From The Epistle of Ignatius to the Romans
I do not, as Peter and Paul, issue commandments unto you. They were apostles;
From The Epistle of Ignatius to the Trallians
…though I am acquainted with these things, yet am I not therefore by any means perfect; nor am I such a disciple as Paul or Peter. For many things are yet wanting to me, that I may not fall short of God.
From The Epistle of Ignatius to the Magnesians
This was first fulfilled in Syria; for “the disciples were called Christians at Antioch,” when Paul and Peter were laying the foundations of the Church.
The Epistle of Ignatius to the Ephesians.
Wherefore it behoves us also to live according to the will of God in Christ, and to imitate Him as Paul did. For, says he, “Be ye followers of me, even as I also am of Christ.”
Polycarp
Polycarp (AD 69 – 155) was a Christian bishop of Smyrna. According to the Martyrdom of Polycarp, he died a martyr, bound and burned at the stake, then stabbed when the fire failed to consume his body. Polycarp is regarded as a saint and Church Father in the Catholic, Eastern Orthodox, Oriental Orthodox, Anglican, and Lutheran churches.

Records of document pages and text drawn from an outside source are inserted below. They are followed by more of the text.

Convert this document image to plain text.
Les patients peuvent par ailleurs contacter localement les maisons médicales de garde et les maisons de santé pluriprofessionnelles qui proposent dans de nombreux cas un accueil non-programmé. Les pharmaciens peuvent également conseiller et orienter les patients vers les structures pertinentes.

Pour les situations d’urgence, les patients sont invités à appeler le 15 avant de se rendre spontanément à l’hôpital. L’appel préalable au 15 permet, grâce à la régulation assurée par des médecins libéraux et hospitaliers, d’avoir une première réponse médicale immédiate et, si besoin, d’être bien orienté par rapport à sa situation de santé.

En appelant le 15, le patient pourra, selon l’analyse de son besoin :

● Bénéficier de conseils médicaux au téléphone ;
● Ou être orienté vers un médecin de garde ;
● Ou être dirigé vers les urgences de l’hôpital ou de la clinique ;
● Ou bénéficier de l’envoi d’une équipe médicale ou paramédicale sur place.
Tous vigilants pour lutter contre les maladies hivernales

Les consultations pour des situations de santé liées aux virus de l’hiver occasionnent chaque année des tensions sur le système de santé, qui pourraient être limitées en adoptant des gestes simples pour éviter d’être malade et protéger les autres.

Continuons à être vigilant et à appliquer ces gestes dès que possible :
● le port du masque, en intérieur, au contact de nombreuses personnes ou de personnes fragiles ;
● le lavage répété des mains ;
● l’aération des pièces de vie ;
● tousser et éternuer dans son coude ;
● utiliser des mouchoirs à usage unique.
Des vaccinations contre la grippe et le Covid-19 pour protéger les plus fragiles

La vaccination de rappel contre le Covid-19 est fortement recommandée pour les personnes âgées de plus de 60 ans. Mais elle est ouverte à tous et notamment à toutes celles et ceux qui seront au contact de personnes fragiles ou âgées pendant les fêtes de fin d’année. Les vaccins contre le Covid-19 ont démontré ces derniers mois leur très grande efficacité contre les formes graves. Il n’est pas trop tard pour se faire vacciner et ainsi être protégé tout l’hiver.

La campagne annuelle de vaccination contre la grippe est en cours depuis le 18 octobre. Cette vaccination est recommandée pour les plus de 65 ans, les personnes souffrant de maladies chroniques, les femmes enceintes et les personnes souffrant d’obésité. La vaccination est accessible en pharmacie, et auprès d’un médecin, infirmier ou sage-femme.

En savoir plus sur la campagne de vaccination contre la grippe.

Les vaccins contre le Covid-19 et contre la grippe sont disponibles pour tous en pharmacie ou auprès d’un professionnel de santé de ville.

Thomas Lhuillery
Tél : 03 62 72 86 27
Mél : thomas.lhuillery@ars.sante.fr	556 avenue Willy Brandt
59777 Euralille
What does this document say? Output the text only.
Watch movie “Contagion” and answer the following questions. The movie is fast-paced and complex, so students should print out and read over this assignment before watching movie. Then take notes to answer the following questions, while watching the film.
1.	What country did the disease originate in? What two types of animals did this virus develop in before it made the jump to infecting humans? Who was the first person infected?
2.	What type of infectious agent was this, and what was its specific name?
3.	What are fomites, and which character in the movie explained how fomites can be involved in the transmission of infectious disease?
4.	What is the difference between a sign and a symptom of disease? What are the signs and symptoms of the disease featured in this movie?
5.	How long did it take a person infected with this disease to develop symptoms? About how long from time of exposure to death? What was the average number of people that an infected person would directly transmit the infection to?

From the Epistle of Polycarp
Polycarp 3:2
For neither am I, nor is any other like unto me, able to follow the wisdom of the blessed and glorious Paul, who when he came among you taught face to face with the men of that day the word which concerneth truth carefully and surely; who also, when he was absent, wrote a letter unto you, into the which if ye look diligently, ye shall be able to be builded up unto the faith given to you.
Polycarp 9:1
I exhort you all therefore to be obedient unto the word of righteousness and to practice all endurance, which also ye saw with your own eyes in the blessed Ignatius and Zosimus and Rufus, yea and in others also who came from among yourselves, as well as in Paul himself and the rest of the Apostles;
Polycarp 11:2
But he who cannot govern himself in these things, how doth he enjoin this upon another? If a man refrain not from covetousness, he shall be defiled by idolatry, and shall be judged as one of the Gentiles who know not the judgment of the Lord, Nay, know we not, that the saints shall judge the world, as Paul teacheth?
Polycarp 11:3
But I have not found any such thing in you, neither have heard thereof, among whom the blessed Paul labored, who were his letters in the beginning. For he boasteth of you in all those churches which alone at that time knew God; for we knew Him not as yet.